Following multiple reports in recent days claiming Apple’s trimming iPhone 5C production, comes another.
Citing supply chain checks, NPD DisplaySearch on Friday said that Apple has trimmed iPhone 5C production by 35 percent, while boosting production of the pricier iPhone 5S by 75 percent to catch up with demand.
To recap, the iPhone 5C is basically last year’s iPhone 5, but with a colorful plastic back and slightly different cellular antennas. The iPhone 5S is the company’s new top-of-the-line iPhone, with a 64-bit processor, new camera, and dual-LED flash, along with a Touch ID fingerprint sensor on the home button.
Both devices went on sale last month and led to record-breaking opening weekend sales. Between the two, the 5S has been tougher to come by, with new buyers facing several weeks of wait time through Apple’s online store and with carrier partners, while there’s no waiting on the 5C.

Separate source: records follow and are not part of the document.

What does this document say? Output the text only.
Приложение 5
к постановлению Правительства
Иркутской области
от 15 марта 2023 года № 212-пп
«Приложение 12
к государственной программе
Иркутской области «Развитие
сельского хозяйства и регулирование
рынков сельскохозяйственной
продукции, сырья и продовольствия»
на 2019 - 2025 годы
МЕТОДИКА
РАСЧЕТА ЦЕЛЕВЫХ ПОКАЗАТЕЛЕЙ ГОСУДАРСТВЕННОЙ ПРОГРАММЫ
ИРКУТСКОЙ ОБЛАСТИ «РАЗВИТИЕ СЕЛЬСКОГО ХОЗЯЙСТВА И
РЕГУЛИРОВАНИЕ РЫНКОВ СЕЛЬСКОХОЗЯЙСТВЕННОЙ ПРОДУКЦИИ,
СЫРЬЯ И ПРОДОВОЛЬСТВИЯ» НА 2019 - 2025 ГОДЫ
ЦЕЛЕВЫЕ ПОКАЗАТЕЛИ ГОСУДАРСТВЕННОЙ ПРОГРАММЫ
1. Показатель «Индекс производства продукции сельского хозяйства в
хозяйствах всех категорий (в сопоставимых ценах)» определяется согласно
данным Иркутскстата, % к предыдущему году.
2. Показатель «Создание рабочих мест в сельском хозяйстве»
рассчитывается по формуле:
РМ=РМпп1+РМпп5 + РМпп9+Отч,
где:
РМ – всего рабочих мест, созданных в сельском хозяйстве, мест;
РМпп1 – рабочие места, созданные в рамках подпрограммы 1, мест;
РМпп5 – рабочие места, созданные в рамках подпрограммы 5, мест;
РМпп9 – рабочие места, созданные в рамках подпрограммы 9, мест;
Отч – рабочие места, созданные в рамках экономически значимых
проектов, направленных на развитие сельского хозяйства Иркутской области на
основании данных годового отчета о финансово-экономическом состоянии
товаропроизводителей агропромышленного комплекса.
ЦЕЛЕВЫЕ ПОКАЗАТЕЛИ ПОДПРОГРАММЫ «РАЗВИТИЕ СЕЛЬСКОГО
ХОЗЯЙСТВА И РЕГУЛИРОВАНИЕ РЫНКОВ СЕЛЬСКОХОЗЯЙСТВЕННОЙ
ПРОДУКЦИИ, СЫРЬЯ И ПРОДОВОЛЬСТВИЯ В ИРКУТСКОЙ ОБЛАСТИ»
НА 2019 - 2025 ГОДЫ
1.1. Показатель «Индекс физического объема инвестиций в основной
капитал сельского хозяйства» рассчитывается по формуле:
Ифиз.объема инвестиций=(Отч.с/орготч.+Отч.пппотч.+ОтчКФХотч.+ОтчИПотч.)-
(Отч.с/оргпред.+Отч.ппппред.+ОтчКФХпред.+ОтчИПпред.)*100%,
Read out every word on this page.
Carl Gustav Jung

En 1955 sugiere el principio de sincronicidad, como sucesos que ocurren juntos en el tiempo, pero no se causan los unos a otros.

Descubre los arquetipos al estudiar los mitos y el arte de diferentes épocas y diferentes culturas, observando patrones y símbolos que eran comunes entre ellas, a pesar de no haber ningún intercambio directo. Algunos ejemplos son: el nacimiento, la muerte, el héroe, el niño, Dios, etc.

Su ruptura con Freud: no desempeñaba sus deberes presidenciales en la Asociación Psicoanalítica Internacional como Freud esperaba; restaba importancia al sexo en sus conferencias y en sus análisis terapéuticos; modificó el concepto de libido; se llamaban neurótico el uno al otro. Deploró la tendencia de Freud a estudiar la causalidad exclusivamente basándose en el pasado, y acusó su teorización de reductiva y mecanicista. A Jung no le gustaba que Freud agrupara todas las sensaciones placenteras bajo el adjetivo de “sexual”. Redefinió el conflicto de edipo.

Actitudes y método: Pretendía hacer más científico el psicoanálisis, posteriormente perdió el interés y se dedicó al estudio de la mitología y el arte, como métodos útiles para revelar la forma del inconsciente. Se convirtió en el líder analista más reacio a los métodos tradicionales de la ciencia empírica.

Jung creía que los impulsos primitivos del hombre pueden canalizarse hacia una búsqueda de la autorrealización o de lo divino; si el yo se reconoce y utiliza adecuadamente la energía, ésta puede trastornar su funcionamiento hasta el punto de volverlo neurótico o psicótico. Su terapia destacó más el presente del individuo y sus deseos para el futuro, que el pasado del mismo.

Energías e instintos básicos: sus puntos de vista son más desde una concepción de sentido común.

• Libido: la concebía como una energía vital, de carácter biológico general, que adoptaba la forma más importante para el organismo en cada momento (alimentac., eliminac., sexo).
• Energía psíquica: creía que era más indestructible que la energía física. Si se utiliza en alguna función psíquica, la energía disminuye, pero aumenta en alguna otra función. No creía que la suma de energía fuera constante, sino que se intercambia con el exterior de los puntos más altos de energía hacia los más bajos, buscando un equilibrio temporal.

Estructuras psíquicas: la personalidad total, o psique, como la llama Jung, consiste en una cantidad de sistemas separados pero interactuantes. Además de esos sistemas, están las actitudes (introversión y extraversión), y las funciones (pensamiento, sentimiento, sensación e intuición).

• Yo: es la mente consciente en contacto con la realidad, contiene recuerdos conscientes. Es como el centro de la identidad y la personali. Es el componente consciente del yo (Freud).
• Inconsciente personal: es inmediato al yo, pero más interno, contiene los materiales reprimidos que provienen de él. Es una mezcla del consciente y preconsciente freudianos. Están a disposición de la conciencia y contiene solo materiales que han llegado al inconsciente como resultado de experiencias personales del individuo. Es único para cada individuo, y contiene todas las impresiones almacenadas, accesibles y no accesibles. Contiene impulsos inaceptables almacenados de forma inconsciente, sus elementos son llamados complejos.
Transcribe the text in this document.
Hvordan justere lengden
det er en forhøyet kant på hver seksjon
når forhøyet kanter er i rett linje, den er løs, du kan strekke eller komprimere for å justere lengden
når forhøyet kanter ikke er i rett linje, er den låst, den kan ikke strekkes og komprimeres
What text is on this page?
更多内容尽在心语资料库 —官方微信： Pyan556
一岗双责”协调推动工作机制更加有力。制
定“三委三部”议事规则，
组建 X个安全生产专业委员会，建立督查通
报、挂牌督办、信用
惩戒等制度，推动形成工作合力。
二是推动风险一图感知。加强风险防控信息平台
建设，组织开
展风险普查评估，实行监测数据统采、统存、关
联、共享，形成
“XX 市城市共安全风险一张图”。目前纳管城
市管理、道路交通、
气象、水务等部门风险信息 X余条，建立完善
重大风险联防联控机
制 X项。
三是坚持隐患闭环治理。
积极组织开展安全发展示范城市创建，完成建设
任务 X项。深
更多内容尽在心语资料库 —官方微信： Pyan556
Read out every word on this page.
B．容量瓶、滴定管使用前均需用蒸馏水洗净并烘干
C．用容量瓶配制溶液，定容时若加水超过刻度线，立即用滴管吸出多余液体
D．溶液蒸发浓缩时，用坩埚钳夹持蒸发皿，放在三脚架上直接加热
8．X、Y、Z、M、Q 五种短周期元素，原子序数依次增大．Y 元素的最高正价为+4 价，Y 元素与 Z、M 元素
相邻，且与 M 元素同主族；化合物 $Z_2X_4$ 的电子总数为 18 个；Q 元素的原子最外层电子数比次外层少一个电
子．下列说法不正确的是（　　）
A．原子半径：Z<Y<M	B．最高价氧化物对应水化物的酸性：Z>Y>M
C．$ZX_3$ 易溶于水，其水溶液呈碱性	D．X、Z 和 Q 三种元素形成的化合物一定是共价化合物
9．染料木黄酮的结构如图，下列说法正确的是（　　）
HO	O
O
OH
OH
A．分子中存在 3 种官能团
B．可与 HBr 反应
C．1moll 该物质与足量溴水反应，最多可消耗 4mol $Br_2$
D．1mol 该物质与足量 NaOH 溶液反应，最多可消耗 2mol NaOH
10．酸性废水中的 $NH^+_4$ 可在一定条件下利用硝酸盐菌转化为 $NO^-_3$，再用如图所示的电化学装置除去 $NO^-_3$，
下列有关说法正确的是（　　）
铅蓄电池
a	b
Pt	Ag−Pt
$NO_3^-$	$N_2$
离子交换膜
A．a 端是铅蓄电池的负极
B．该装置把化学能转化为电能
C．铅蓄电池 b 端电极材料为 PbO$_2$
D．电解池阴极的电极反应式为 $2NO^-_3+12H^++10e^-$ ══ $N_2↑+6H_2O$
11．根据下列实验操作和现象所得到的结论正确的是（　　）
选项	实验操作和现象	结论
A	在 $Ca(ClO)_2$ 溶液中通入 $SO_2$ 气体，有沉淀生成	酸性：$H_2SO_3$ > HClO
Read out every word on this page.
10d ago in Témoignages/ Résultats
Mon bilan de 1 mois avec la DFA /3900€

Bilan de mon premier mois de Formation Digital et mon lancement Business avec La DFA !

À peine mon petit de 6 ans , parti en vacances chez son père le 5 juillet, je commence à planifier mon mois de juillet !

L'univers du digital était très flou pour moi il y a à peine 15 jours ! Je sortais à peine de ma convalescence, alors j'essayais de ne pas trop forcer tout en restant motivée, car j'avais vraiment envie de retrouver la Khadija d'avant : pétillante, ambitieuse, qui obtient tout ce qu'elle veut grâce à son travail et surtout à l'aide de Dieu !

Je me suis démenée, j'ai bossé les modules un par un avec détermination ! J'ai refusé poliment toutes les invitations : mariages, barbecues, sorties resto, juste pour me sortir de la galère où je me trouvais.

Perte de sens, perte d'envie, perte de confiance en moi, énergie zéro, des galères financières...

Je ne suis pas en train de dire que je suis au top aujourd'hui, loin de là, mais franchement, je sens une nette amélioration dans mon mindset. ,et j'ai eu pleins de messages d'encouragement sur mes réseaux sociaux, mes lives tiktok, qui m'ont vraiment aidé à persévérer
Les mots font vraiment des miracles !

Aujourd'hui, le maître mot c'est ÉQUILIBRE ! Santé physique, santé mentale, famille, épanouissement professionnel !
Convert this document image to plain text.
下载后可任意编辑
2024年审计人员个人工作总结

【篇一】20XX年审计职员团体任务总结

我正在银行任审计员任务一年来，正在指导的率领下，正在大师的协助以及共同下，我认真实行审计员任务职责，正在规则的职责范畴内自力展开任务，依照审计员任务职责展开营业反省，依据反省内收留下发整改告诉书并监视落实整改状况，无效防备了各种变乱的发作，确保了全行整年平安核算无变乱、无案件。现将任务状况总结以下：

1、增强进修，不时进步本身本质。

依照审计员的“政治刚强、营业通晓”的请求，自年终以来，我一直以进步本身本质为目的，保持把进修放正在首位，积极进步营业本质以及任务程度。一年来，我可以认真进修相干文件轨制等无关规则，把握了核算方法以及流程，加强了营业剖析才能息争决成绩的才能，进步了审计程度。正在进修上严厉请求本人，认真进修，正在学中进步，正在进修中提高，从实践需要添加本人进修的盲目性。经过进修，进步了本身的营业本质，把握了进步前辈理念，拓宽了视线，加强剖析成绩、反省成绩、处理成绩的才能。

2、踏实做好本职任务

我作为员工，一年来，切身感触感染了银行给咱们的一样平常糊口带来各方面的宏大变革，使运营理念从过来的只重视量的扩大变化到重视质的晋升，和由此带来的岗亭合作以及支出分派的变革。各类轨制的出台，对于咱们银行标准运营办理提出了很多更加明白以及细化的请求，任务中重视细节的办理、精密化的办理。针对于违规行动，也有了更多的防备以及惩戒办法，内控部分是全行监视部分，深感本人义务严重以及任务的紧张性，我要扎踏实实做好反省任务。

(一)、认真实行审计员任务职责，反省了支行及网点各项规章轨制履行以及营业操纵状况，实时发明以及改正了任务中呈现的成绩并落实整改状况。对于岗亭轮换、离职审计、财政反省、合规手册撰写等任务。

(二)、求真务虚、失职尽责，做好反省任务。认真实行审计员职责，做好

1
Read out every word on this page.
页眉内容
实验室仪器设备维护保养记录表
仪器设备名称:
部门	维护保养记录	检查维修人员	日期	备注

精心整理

Adding to its figures, NPD says Apple misfired with the iPhone 5C’s launch timing in China, releasing the device when many shoppers were expecting deep discounts from local carriers, which had to pick which phones to subsidize.
“If Chinese carriers allocated a higher subsidy to new iPhone 5C subscribers, they would have less to subsidize other brands’ devices,” NPD analysts Tina Teng and Shawn Lee wrote. “Perhaps Apple miscalculated the launch timing, considering they were aiming at the China market.”
NPD’s report follows two others that had similar findings. A report from Chinese Web site C Technology last week claimed Apple was cutting the production of the 5C in half. A few days later, The Wall Street Journal — citing sources — said Apple was trimming 5C orders with two of its suppliers by as much as a third.
Sales of both devices and consumer interest in the 5C are expected to be a hot topic during Apple’s call with Wall Street analysts on October 28 when the company reports its fourth-quarter earnings.